Hall was promoted to locomotive engineer in Tucson, Ariz., in 1998 and elected a BLET division officer in 2010, rising to First Vice Local Chairperson for Division 28 in Tucson. 

Pierce began his rail career in 1977 on Burlington Northern (now BNSF) in Lincoln, Neb., as a maintenance-of-way worker and then locomotive fireman, rising to locomotive engineer in 1981. He became a BLET Division 98 officer in 1991, a general chairperson in 2001 and a BLET vice president in 2008.

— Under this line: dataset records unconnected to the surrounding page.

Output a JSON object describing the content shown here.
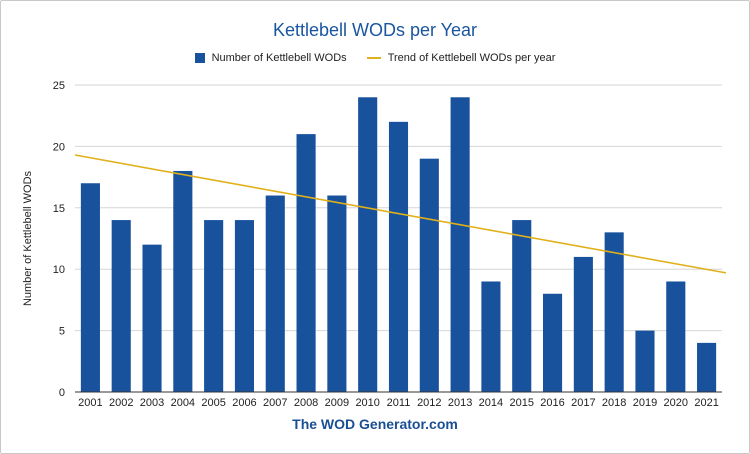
{
  "colors": {
    "bar": "#18519c",
    "trend": "#e0b11b",
    "title": "#1a56a0",
    "grid": "#d6d6d6",
    "footer": "#1a4f94"
  },
  "footer_text": "The WOD Generator.com",
  "chart_data": {
    "type": "bar",
    "title": "Kettlebell WODs per Year",
    "xlabel": "",
    "ylabel": "Number of Kettlebell WODs",
    "categories": [
      "2001",
      "2002",
      "2003",
      "2004",
      "2005",
      "2006",
      "2007",
      "2008",
      "2009",
      "2010",
      "2011",
      "2012",
      "2013",
      "2014",
      "2015",
      "2016",
      "2017",
      "2018",
      "2019",
      "2020",
      "2021"
    ],
    "series": [
      {
        "name": "Number of Kettlebell WODs",
        "values": [
          17,
          14,
          12,
          18,
          14,
          14,
          16,
          21,
          16,
          24,
          22,
          19,
          24,
          9,
          14,
          8,
          11,
          13,
          5,
          9,
          4
        ]
      }
    ],
    "trendline": {
      "name": "Trend of Kettlebell WODs per year",
      "start_value": 19.3,
      "end_value": 9.7
    },
    "ylim": [
      0,
      25
    ],
    "yticks": [
      0,
      5,
      10,
      15,
      20,
      25
    ],
    "grid": true,
    "legend_position": "top"
  }
}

Railway Age Capitol Hill Contributing Editor Frank N. Wilner is author of “Understanding the Railway Labor Act.” He was formerly director of public relations for the UTU and SMART-TD, an assistant vice president for policy at the Association of American Railroads and a White House appointed chief of staff at the Surface Transportation. He described the pros and cons of FELA in an article (“FELA: Durable and Still Going”) in the July 2017 print edition of Railway Age.